Eğer "Saddam yönetimi BM denetçilerinin çalışmalarına yeterince yardım etmiyor" mesajını veren bir karar çıkarsa, bunu Blair, kendi halkına, Bush ise dünya kamuoyuna, Irak’a müdahale için "gerekçe" olarak sunacak.
ABD, böyle bir kararın Ankara’yı da rahatlatacağı, gerilimi düşüreceği kanısında.
Zaten Türkiye’nin düğümü burada...
Topraklarında ABD yığınağının Irak’a akmasına ve ilk bombaya "yeşil ışık" için, Türkiye’nin, 14 Mart’ı beklemesi oyunun kuralı gereğidir.
Uluslararası hukukun meşruiyeti ilkesi açısından tavşan kakası gibi kokmaz, bulaşmaz da olsa bu renksiz ve esnek karara dayanabilir.

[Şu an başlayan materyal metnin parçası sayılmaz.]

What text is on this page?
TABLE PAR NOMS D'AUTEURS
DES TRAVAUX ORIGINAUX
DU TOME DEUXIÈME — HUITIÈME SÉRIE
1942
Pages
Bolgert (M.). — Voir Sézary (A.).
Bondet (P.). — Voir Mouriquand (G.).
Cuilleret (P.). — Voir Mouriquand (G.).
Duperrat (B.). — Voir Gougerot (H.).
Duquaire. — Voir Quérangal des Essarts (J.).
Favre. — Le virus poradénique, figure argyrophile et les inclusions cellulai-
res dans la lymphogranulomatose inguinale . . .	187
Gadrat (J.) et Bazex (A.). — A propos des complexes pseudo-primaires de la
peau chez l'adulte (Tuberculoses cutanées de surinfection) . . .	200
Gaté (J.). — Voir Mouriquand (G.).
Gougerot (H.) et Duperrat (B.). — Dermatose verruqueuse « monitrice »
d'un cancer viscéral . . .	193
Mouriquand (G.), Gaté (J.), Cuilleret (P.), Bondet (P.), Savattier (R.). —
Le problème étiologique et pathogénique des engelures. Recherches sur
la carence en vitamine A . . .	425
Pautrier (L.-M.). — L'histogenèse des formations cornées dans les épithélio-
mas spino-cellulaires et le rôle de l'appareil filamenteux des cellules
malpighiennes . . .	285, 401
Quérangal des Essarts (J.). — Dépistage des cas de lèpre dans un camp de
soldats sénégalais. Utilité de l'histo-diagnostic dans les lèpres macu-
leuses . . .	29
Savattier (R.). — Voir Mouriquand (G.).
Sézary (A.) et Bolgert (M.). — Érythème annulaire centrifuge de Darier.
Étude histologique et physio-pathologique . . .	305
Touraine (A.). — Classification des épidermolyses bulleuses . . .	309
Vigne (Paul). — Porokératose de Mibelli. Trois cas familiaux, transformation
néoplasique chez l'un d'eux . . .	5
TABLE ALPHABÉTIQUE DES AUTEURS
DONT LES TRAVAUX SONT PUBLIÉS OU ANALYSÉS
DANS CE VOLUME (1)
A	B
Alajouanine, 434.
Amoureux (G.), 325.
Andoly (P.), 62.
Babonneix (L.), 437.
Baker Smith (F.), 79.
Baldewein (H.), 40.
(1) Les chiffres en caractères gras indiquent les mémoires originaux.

14 Mart kavşağı bağlamında Güvenlik Kurulu’nun 15 üyesinin oylarına derin kulis yapılıyor.
Yakın zamanlara kadar ABD, kıl payı çoğunluğu sağlamıştı.
Hatta bir küçük ülkeye kesenin ağzını açtığı ve onun oyunu da cebine koymak üzere olduğu iddiaları vardı.
Ancak çoğunluk sağlansa da bir tek veto, kararı kilitler. O nedenle ABD, veto hakkına sahip ülkelerden Rusya’ya, Irak ile petrol anlaşmalarının süreceği güvencesini vermişti. İhracatı, ABD’ye neredeyse göbek bağıyla tutunmuş olduğu için, Çin’in de veto kartı oynamayacağı düşünülüyordu.
Veto kaygısı veren tek ülke Fransa’ydı.
ABD, Fransa üzerinde yoğun baskı yapıyordu... Hatta Fransa mallarına boykot da gündemdeydi.
Fakat son hafta rüzgârlar farklı esmeye başladı. Fransa - Almanya ekseni de Güvenlik Konseyi’nde çoğunluğun kendilerinden yana olduğunu iddia etmeye başladılar.
Oylamada o tavşan kakası gibi kararın bile çıkmaması olasılığı var.
Çıksa bile, Fransa, geri adım atmamakta, kesinlikle veto kullanmakta ısrarlı.

Bütün bunların Türkiye için anlamı şu...
14 Mart’ta hiçbir karar çıkmazsa, Ankara’nın işi zor. Hükümet, ABD kuvvetlerine sınırın öte yanına geçmek, Irak’a bomba yağdırmak için hangi gerekçeyle yeşil ışık yakacak?
Hangi nedenle, Kuzey Irak’ta 50 bin Türk askeri mevzilenecek?
Fakat, öyle bir durum karşısında bu seçenek bile kötülerin iyisi...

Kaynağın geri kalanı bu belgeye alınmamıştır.